To illustrate the power of researcher degrees of freedom, Simmons et al. (2011) conducted two hypothetical studies based experiments with live subjects. They argue that these studies “demonstrate how unacceptably easy it is to accumulate (and report) statistically significant evidence for a false hypothesis” [p. 1359]. Simmons et al. (2011, p. 1359) conclude that “flexibility in data collection, analysis, and reporting dramatically increases actual false-positive rates.”

Perhaps in response to concerns similar to those raised by Simmons et al. (2011), the Journal of Accounting Research (JAR) conducted a trial for its annual conference held in May 2017. According to the JAR website, at this conference “authors presented papers developed through a Registration-based Editorial Process (REP). The goal of the conference was to see whether REP could be implemented for accounting research, and to explore how such a process could be best implemented. Papers presented at the conference were subsequently published in May 2018. As summarized by Bloomfield et al. (2018), we learned a lot through the process of developing and publishing these papers, and deemed the experiment a success, but also an ongoing learning process.”

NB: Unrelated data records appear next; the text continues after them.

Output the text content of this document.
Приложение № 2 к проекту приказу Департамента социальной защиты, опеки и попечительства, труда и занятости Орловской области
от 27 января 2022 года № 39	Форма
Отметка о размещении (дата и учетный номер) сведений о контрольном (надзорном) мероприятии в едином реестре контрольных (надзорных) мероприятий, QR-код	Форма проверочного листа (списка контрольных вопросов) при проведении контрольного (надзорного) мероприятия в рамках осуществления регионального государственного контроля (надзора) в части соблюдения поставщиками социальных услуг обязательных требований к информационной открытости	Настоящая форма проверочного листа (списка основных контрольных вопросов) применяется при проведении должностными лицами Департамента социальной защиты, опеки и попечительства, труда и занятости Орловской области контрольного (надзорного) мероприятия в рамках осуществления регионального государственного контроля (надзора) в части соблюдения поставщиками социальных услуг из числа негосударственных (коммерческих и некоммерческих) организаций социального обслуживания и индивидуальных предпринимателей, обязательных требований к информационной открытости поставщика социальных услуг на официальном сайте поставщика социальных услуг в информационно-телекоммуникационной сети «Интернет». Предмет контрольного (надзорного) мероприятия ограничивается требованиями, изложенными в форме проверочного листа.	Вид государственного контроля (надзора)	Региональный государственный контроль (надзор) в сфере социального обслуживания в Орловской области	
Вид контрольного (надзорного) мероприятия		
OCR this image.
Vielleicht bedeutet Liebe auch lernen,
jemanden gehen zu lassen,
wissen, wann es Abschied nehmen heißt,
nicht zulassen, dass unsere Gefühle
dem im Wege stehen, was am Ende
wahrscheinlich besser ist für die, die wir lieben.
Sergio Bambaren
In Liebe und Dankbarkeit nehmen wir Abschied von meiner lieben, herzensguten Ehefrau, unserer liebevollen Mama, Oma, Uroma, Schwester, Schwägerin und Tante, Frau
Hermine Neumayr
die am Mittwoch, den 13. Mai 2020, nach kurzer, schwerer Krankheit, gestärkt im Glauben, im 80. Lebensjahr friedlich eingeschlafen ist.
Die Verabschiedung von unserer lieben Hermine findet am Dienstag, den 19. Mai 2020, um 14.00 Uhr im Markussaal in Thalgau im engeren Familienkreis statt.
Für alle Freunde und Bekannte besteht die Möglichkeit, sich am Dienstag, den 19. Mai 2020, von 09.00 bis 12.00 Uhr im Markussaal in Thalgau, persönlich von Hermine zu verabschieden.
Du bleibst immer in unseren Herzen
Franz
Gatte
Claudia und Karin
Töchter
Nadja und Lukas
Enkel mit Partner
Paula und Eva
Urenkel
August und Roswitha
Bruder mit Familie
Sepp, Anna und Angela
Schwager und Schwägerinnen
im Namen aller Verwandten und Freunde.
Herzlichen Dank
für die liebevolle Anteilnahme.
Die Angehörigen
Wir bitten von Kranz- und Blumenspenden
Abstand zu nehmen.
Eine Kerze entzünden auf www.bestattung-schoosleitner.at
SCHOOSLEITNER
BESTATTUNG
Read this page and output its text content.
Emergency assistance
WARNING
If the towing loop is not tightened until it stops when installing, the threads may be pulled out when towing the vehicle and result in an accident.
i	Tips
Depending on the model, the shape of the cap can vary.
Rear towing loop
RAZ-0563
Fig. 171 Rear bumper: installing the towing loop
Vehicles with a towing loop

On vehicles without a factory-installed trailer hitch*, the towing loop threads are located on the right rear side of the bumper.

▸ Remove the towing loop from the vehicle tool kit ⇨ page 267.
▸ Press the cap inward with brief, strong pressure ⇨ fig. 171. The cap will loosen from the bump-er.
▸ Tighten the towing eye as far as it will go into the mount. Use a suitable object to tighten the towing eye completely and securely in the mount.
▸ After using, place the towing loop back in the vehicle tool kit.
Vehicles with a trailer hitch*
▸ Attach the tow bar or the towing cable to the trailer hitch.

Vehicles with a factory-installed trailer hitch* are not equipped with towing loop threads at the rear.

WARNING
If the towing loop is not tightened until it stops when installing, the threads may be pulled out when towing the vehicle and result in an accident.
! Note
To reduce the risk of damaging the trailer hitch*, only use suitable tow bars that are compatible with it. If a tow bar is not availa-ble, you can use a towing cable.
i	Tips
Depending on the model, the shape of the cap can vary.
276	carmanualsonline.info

According to Bloomfield et al. (2018, p. 317), “under REP, authors propose a plan to gather and analyze data to test their predictions. Journals send promising proposals to one or more reviewers and recommend revisions. Authors are given the opportunity to review their proposal in response, often multiple times, before the proposal is either rejected or granted in-principle acceptance … regardless of whether [subsequent] results support their predictions.”

Bloomfield et al. (2018, p. 317) contrast REP with the Traditional Editorial Process (“TEP”). Under the TEP, “authors gather their data, analyze it, and write and revise their manuscripts repeatedly before sending them to editors.” Bloomfield et al. (2018, p. 317) suggest that “almost all peer-reviewed articles in social science are published under … the TEP.”

The REP is designed to eliminate questionable research practices, including those identified by Simmons et al. (2011). For example, one form of p-hacking is HARKing (from “Hypothesizing After Results are Known”). In its extreme form, HARKing involves searching for a “significant” correlation and then developing a hypothesis to “predict” it. To illustrate, consider the spurious correlations website provided by Tyler Vigen. This site lists a number of evidently spurious correlations, such as the 99.26% correlation between the divorce rate in Maine and margarine consumption or the 99.79% correlation between US spending on science, space, and technology and suicides by hanging, strangulation and suffocation. The correlations are deemed spurious because normal human beings have strong prior beliefs that no underlying causal relation explains these correlations. Instead, these are regarded as mere coincidence.

However, a creative academic can probably craft a story to “predict” any correlation. Perhaps increasing spending on science raises its perceived importance to society. But drawing attention to science only serves to highlight how the US has inevitably declined in relative stature in many fields, including science. While many Americans can carry on notwithstanding this decline, others are less sanguine about it and may go to extreme lengths as a result … . This is clearly a silly line of reasoning, but if one added some references to published studies and fancy terminology, it would probably read a lot like the hypothesis development sections of some academic papers.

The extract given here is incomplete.